The ‘cold economy’ is crucial to modern society; without it, the supply of food, medicine and data would, quite simply, collapse.
Cold is also vital for many other applications, including air conditioning, super-critical technologies and freezing and powdering materials for recycling and easy disposal. Yet the process of cooling to ultra-low temperatures currently consumes vast amounts of energy and causes a great deal of pollution. At the same time, a lot of cold energy is going to waste, especially with the re-gasification of liquefied natural gas. Natural gas is ‘packaged’ in cold to condense it for transport by sea, but the packaging is usually thrown away when it is re-gasified at important terminals. Yet it could be recycled to provide zero-emission cooling and power in a wide range of static and mobile applications.
In 2015, the Birmingham Energy Institute launched a Policy Commission, entitled Doing Cold Smarter, to look at cold at a system level, and how to combine the growing demand with the large amounts of waste. This approach would cut energy consumption, greenhouse gas emissions, toxic air pollution, waste and cost.
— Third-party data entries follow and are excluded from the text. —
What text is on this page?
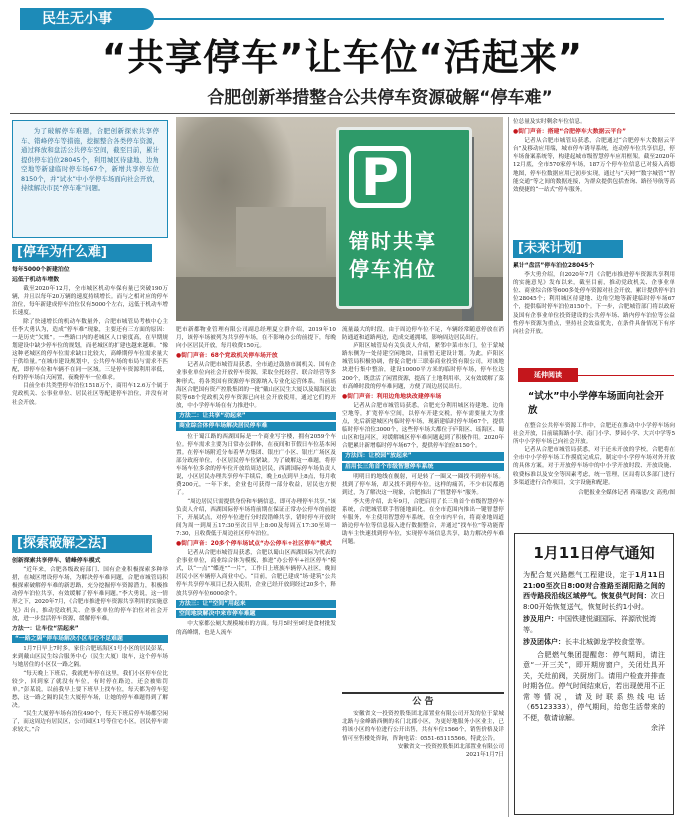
民生无小事
“共享停车”让车位“活起来”
合肥创新举措整合公共停车资源破解“停车难”
为了破解停车难题，合肥创新探索共享停车、错峰停车等措施，挖掘整合各类停车资源，通过释放和盘活公共停车空间，截至目前，累计提供停车泊位28045个，利用城区待建地、边角空地等新建临时停车场67个，新增共享停车位8150个，并“试水”中小学停车场面向社会开放，持续解决市民“停车难”问题。	P
错时共享
停车泊位
[停车为什么难]
每年5000个新建泊位
远低于机动车增数

截至2020年12月，全市城区机动车保有量已突破190万辆，并且以每年20万辆的速度持续增长。而与之相对应的停车泊位，每年新建成停车泊位仅有5000个左右，远低于机动车增长速度。

除了快速增长的机动车数量外，合肥市城管局考核中心主任李大勇认为，造成“停车难”现象，主要还有三方面的原因：一是历史“欠账”。一些路口内的老城区人口密度高，在早期规划建设中缺少停车位的规划，而老城区的扩建也越来越难。“像这种老城区的停车位需求缺口比较大，高峰期停车位需求量大于供给量。”在城市建设规划中，公共停车场的布局与需求不匹配，即停车位和车辆不在同一区域。三是停车资源利用率低，有的停车场白天闲置，夜晚停车一位难求。

目前全市共类型停车泊位1518万个，商用车12.6万个属于党政机关、公事业单位、居民社区等配建停车泊位，并没有对社会开放。

[探索破解之法]
创新探索共享停车、错峰停车模式

“近年来，合肥各级政府部门、国有企业积极探索多种举措，在城区增设停车场，为解决停车难问题，合肥市城管局积极探索破解停车难的新思路，充分挖掘停车资源潜力，积极推动停车泊位共享，有效缓解了停车难问题。”李大勇说，这一情形之下，2020年7月，《合肥市推进停车资源共享利用的实施意见》出台，推动党政机关、企事业单位的停车泊位对社会开放，进一步盘活停车资源，缓解停车难。

方法一：让车位“活起来”
“一路之隔”停车场解决小区车位不足难题

1月7日早上7时多，家住合肥瑶海区1号小区的居民彭某，来到戴山区民生综合服务中心（民生大厦）取车，这个停车场与她居住的小区仅一路之隔。

“每天晚上下班后，我就把车停在这里，我们小区停车位比较少，回到家了就没有车位，有时停在路边，还会被贴罚单。”彭某说，以前我早上要下班早上找车位，每天都为停车犯愁，这一路之隔的民生大厦停车场，让她的停车难题得到了解决。

“民生大厦停车场有泊位490个，每天下班后停车场都空闲了，而这周边有居民区，公司园区1号等住宅小区，居民停车需求较大。”合

肥市新都物业管理有限公司副总经理夏立群介绍，2019年10月，该停车场被列为共享停车场，在不影响办公的前提下，每晚向小区居民开放，每月收费150元。

●街门声音：68个党政机关停车场开放

记者从合肥市城管局获悉，全市通过鼓励市属机关、国有企业事业单位向社会开放停车资源，采取全托经营、联合经营等多种形式，将各类国有资源停车资源纳入专业化运营体系。当前瑶海区合肥国有资产控股集团的一批“戴山区民生大厦以及蜀海区法院等68个党政机关停车资源已向社会开放使用，通过它们的开放，中小学停车场在有力推进中。

方法二：让共享“动起来”
商业综合体停车场解决居民停车难

位于蜀江路的西湖国际是一个商业写字楼，拥有2059个车位。停车需求主要为日常办公群体，在夜间和节假日车位基本闲置。在停车场附近分布着华力集团、银庄广小区、银庄广场区及部分政府单位，小区居民停车位紧缺。为了破解这一难题，将停车场车位多余的停车位开放给周边居民，西湖国际停车场负责人说，小区居民办理共享停车手续后，晚上6点到早上8点，每月收费200元，一年下来，企业也可获得一部分收益，居民也方便了。

“周边居民只需提供身份和车辆信息，即可办理停车共享。”该负责人介绍，西湖国际停车场将前期在保证正常办公停车的前提下，开展试点，对停车位进行分时段错峰共享，错时停车开放时间为周一到周五17:30至次日早上8:00及每周五17:30至周一7:30，且收费低于周边社区停车泊位。

●街门声音：20多个停车场试点“办公停车+社区停车”模式

记者从合肥市城管局获悉，合肥以蜀山区西湖国际为代表的企事业单位，商业综合体为模板，推进“办公停车+社区停车”模式，以“一点”“蝶连”“一片”，工作日上班族车辆停入社区，晚间居民小区车辆停入商业中心。“目前，合肥已建成“场·建筑”公共停车共享停车项目已投入使用，企业已经开放到经过20多个，释放共享停车位6000余个。

方法三：让“空间”用起来
空间地块解决中来市停车难题

中大家都公厕大规模城市的方面。每月5时至9时是食材批发的高峰期，也是人流车

流量最大的时段。由于周边停车位不足，车辆经常随意停放在消防通道和道路两边，造成交通拥堵，影响周边居民出行。

庐阳区城管局有关负责人介绍，紧邻中菜市东门，位于蒙城路东侧为一处待建空闲地块，目前暂无建设计划。为此，庐阳区城管局积极协调，督促合肥市三联泰商业投资有限公司，对该地块进行集中整治，建设10000平方米的临时停车场，停车位达200个，既盘活了闲置资源，提高了土地利用率，又有效缓解了菜市高峰时段的停车难问题，方便了周边居民出行。

●街门声音：利用边角地块改建停车场

记者从合肥市城管局获悉，合肥充分利用城区待建地、边角空地等，扩宽停车空间，以停车开建交税，停车需要量大为重点，先后新建城区内临时停车场，现新建临时停车场67个，提供临时停车泊位3000个，这些停车场大都位于庐阳区、瑶海区、蜀山区和包河区，对缓解城区停车难问题起到了积极作用。2020年合肥累计新增临时停车场67个，提供停车泊位8150个。

方法四：让校园“放起来”
启用长三角首个市级智慧停车系统

明明日的地线在舰射，可是转了一圈又一圈找不到停车场。找到了停车场，却又找不到停车位。这样的痛苦，不少市民都遇到过，为了解决这一现象，合肥推出了“智慧停车”服务。

李大勇介绍，去年9月，合肥启用了长三角首个市级智慧停车系统，合肥城管联手智能地面化，在全市范围内推出一键智慧停车服务，车主使用智慧停车系统，在全市内平台，将商业地周道路边停车位等信息接入进行数据整合，并通过“找车位”等功能帮助车主快速找到停车位，实现停车场信息共享，助力解决停车难问题。

公 告
安徽省文一投资控股集团北部置业有限公司开发的位于蒙城北路与金峰路西侧的名门北郡小区，为更好地服务小区业主，已将该小区的车位进行公开出售，共有车位1566个，销售价格及详情可至售楼处咨询，咨询电话：0551-65115566。特此公告。
安徽省文一投资控股集团北部置业有限公司
2021年1月7日

位总量及实时剩余车位信息。

●街门声音：搭建“合肥停车大数据云平台”

记者从合肥市城管局获悉，合肥通过“合肥停车大数据云平台”及移动应用端，城市停车诱导系统，连动停车位共享信息，停车场备案系统等，构建起城市级智慧停车应用框架。截至2020年12月底，全市570家停车场，187万个停车位信息已对接入高德地图，停车位数据应用已初步实现，通过与“天网”“数字城管”“智能交通”等之间的数据连接，为群众提供包括查询、路径导航等高效便捷的“一站式”停车服务。

[未来计划]
累计“盘活”停车泊位28045个

李大勇介绍，自2020年7月《合肥市推进停车资源共享利用的实施意见》发布以来，截至目前，推动党政机关、企事业单位、商业综合体等600多处停车资源对社会开放，累计提供停车泊位28045个；利用城区待建地、边角空地等新建临时停车场67个，提供临时停车泊位8150个。下一步，合肥城管部门将以政府及国有企事业单位投资建设的公共停车场、路内停车泊位等公益性停车资源为重点，坚持社会效益优先，在条件具备情况下有序向社会开放。

延伸阅读
“试水”中小学停车场面向社会开放

在整合公共停车资源工作中，合肥还在推动中小学停车场向社会开放，目前瑞海路小学、南门小学、梦园小学、大兴中学等5所中小学停车场已向社会开放。

记者从合肥市城管局获悉，对于还未开放的学校，合肥将在全市中小学停车场工作摸底完成后，制定中小学停车场对外开放的具体方案。对于开放停车场中的中小学开放时段、开放设施、收费标准以及安全等因素考虑，统一管理，区局将以多部门进行多渠道进行合作项目，文字设施和配建。

合肥报业全媒体记者 蒋瑞恩/文 高勇/图
1月11日停气通知
为配合复兴路燃气工程建设，定于1月11日21:00至次日8:00对合淮路至湖阳路之间的西寺路段沿线区域停气。恢复供气时间：次日8:00开始恢复送气，恢复时长约1小时。
涉及用户：中国铁建悦湖国际、祥源欣悦湾等。
涉及团体户：长丰北城御龙学校食堂等。
合肥燃气集团提醒您：停气期间，请注意“一开三关”，即开期房窗户，关闭灶具开关，关灶前阀，关厨房门。请用户检查并排查时期各位。停气时间结束后，若出现使用不正常等情况，请及时联系热线电话（65123333），停气期间，给您生活带来的不便，敬请谅解。
余洋
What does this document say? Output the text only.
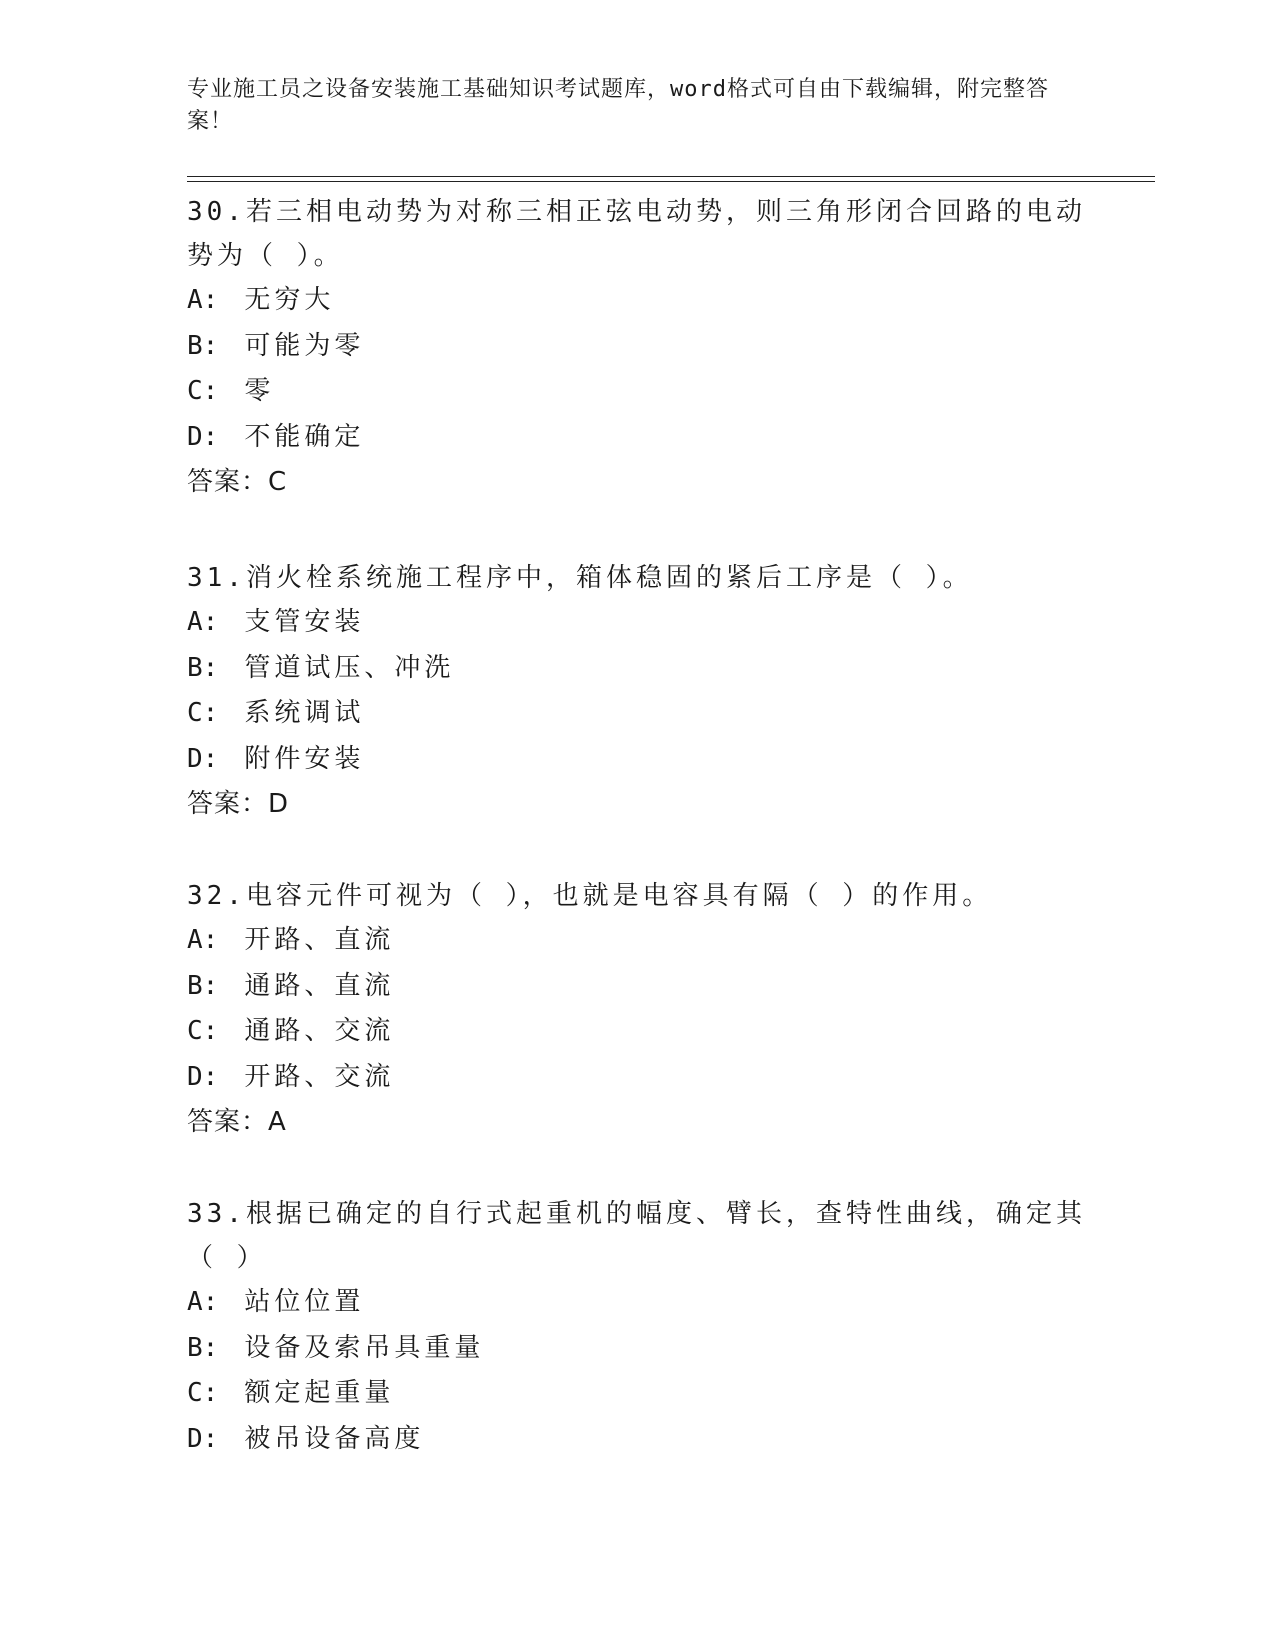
专业施工员之设备安装施工基础知识考试题库，word格式可自由下载编辑，附完整答案！

30.若三相电动势为对称三相正弦电动势，则三角形闭合回路的电动势为（ ）。

A: 无穷大

B: 可能为零

C: 零

D: 不能确定

答案：C

31.消火栓系统施工程序中，箱体稳固的紧后工序是（ ）。

A: 支管安装

B: 管道试压、冲洗

C: 系统调试

D: 附件安装

答案：D

32.电容元件可视为（ ），也就是电容具有隔（ ）的作用。

A: 开路、直流

B: 通路、直流

C: 通路、交流

D: 开路、交流

答案：A

33.根据已确定的自行式起重机的幅度、臂长，查特性曲线，确定其（ ）

A: 站位位置

B: 设备及索吊具重量

C: 额定起重量

D: 被吊设备高度
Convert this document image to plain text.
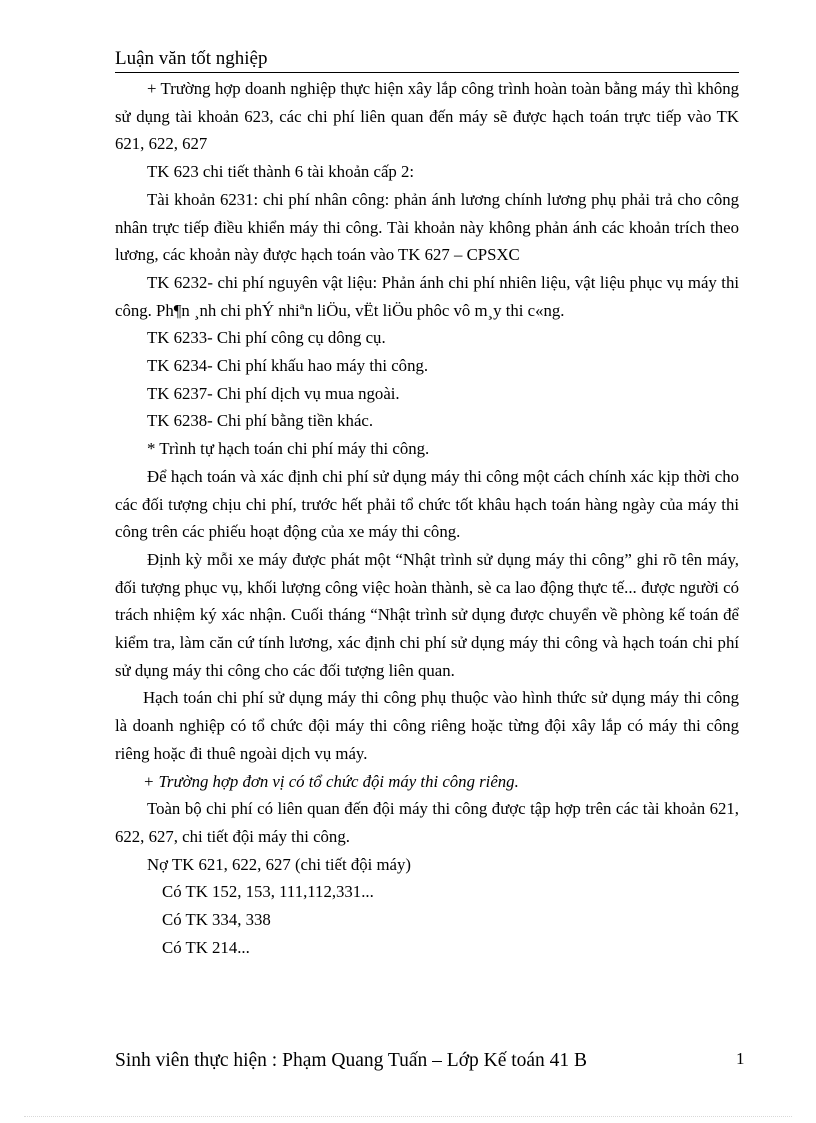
Luận văn tốt nghiệp

+ Trường hợp doanh nghiệp thực hiện xây lắp công trình hoàn toàn bằng máy thì không sử dụng tài khoản 623, các chi phí liên quan đến máy sẽ được hạch toán trực tiếp vào TK 621, 622, 627

TK 623 chi tiết thành 6 tài khoản cấp 2:

Tài khoản 6231: chi phí nhân công: phản ánh lương chính lương phụ phải trả cho công nhân trực tiếp điều khiển máy thi công. Tài khoản này không phản ánh các khoản trích theo lương, các khoản này được hạch toán vào TK 627 – CPSXC

TK 6232- chi phí nguyên vật liệu: Phản ánh chi phí nhiên liệu, vật liệu phục vụ máy thi công. Ph¶n ¸nh chi phÝ nhiªn liÖu, vËt liÖu phôc vô m¸y thi c«ng.

TK 6233- Chi phí công cụ dông cụ.

TK 6234- Chi phí khấu hao máy thi công.

TK 6237- Chi phí dịch vụ mua ngoài.

TK 6238- Chi phí bằng tiền khác.

* Trình tự hạch toán chi phí máy thi công.

Để hạch toán và xác định chi phí sử dụng máy thi công một cách chính xác kịp thời cho các đối tượng chịu chi phí, trước hết phải tổ chức tốt khâu hạch toán hàng ngày của máy thi công trên các phiếu hoạt động của xe máy thi công.

Định kỳ mỗi xe máy được phát một “Nhật trình sử dụng máy thi công” ghi rõ tên máy, đối tượng phục vụ, khối lượng công việc hoàn thành, sè ca lao động thực tế... được người có trách nhiệm ký xác nhận. Cuối tháng “Nhật trình sử dụng được chuyển về phòng kế toán để kiểm tra, làm căn cứ tính lương, xác định chi phí sử dụng máy thi công và hạch toán chi phí sử dụng máy thi công cho các đối tượng liên quan.

Hạch toán chi phí sử dụng máy thi công phụ thuộc vào hình thức sử dụng máy thi công là doanh nghiệp có tổ chức đội máy thi công riêng hoặc từng đội xây lắp có máy thi công riêng hoặc đi thuê ngoài dịch vụ máy.

+ Trường hợp đơn vị có tổ chức đội máy thi công riêng.

Toàn bộ chi phí có liên quan đến đội máy thi công được tập hợp trên các tài khoản 621, 622, 627, chi tiết đội máy thi công.

Nợ TK 621, 622, 627 (chi tiết đội máy)
Có TK 152, 153, 111,112,331...
Có TK 334, 338
Có TK 214...
Sinh viên thực hiện : Phạm Quang Tuấn – Lớp Kế toán 41 B	1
In emerging economies it could also help to reduce high levels of post-harvest food loss, which in turn would conserve water, land and energy, improve farmers’ incomes and stimulate trade and growth without harming the environment.
Birmingham Policy Commissions bring together leading figures from the public, private and third sectors, along with Birmingham academics, to generate new thinking on contemporary issues of global, national and civic concern. Among those appointed to the ‘cold commission’ is Toby Peters, Visiting Professor of Power and Cold Economy at Birmingham.
Summarising the need for the Policy Commission, he said: ‘As the need for cold across the globe rapidly increases – with rising demand for air conditioning, industrial and medical cooling, refrigerated food storage and transport – a new sustainable approach is required to the way cold is provided.’